Wow. I'm shocked and saddened to learn of Spencer's passing.

I knew Spencer and Sheena relatively well. Like most of the WMBR "staff" during those years, Spencer and Sheena weren't from the MIT community, but they were a colorful and welcome addition to the campus. I saw them weekly or more, as I was an MIT undergrad and bartender at the Muddy Charles Pub upstairs from the station, and they often stopped by after their show for a pitcher with friends. Of course, I also ran into them at plenty of shows and parties.

Like me, Spencer had grown up in the rust belt (Buffalo) and gone off to boarding school in the east. She was graduated from the Emma Willard school, and later Boston College. Although she was from a wealthy family and had a finishing school education, there was nothing snobby or haughty about her.
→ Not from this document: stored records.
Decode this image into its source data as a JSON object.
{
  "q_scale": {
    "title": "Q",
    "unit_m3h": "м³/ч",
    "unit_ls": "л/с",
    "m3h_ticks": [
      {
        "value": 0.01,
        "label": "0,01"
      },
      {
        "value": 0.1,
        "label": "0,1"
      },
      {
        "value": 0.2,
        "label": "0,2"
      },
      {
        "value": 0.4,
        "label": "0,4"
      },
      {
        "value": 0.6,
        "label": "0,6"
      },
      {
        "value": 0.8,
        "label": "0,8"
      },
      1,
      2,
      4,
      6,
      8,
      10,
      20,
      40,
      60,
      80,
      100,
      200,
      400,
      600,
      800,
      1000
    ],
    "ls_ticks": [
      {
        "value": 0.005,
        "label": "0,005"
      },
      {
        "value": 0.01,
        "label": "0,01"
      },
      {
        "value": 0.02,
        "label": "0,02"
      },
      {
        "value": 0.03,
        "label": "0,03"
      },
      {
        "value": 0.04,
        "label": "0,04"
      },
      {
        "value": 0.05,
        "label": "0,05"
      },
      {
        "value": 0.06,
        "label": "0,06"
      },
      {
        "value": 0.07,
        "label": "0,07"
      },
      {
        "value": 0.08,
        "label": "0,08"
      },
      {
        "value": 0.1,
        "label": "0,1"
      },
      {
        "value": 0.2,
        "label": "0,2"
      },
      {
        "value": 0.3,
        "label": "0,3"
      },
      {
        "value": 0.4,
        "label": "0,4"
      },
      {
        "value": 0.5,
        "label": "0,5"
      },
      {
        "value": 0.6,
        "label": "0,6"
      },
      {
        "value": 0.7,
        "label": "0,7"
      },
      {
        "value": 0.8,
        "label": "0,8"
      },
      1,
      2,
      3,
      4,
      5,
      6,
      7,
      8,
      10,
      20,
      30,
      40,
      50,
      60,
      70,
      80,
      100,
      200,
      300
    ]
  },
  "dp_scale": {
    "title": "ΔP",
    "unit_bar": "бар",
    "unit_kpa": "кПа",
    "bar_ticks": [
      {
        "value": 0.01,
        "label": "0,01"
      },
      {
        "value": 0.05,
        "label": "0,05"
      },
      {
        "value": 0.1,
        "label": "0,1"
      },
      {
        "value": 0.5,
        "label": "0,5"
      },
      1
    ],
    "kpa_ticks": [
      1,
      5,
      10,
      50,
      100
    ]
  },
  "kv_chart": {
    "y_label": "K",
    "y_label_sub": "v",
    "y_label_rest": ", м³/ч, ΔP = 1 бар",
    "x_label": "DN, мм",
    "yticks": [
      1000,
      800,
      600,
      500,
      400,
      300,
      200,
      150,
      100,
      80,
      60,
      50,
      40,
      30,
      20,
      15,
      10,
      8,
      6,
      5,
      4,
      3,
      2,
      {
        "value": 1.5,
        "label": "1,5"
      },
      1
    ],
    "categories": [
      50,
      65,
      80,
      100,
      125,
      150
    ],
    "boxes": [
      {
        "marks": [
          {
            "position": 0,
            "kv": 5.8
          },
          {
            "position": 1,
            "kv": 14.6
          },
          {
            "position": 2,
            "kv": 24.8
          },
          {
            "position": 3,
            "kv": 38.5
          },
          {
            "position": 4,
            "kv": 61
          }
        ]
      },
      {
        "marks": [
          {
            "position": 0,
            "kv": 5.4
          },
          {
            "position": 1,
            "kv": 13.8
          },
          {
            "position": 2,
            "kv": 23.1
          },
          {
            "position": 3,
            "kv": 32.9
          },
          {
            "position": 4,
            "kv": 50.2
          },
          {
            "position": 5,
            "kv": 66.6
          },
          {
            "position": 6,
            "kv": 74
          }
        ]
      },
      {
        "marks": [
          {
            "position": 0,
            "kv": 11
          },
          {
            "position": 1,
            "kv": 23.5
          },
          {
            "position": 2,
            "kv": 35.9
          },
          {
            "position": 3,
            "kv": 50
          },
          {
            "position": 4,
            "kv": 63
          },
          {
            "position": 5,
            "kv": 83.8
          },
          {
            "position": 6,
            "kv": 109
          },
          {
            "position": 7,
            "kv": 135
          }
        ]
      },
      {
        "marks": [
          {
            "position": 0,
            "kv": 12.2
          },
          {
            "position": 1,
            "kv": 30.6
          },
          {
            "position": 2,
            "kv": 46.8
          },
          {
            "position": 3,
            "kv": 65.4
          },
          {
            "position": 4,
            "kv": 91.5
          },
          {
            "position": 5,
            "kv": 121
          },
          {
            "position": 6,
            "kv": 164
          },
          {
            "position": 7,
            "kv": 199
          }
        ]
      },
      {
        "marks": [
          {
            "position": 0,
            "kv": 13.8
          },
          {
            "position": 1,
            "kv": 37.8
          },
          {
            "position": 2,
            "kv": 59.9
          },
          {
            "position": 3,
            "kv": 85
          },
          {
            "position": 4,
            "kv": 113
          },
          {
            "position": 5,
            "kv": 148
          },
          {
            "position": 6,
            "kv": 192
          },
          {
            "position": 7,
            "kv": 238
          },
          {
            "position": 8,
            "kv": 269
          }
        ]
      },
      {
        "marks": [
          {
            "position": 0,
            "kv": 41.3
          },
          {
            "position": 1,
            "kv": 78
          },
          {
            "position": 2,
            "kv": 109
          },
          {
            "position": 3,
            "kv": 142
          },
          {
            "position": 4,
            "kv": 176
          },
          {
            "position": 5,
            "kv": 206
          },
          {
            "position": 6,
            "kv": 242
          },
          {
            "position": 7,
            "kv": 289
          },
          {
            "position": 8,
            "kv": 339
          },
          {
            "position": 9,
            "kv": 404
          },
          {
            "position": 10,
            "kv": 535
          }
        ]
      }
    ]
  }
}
She rocked the vintage clothing and although she was barely 5'2", always made an entrance. She was a scenester before there were scenesters and I mean that in the best possible way. She loved to chat with anyone and was interested in everything. She was a wonderful hostess and almost always upbeat, and a wonderful ambassador for music and for radio.

I am sorry I lost touch with her. She was one of the coolest people I've ever met.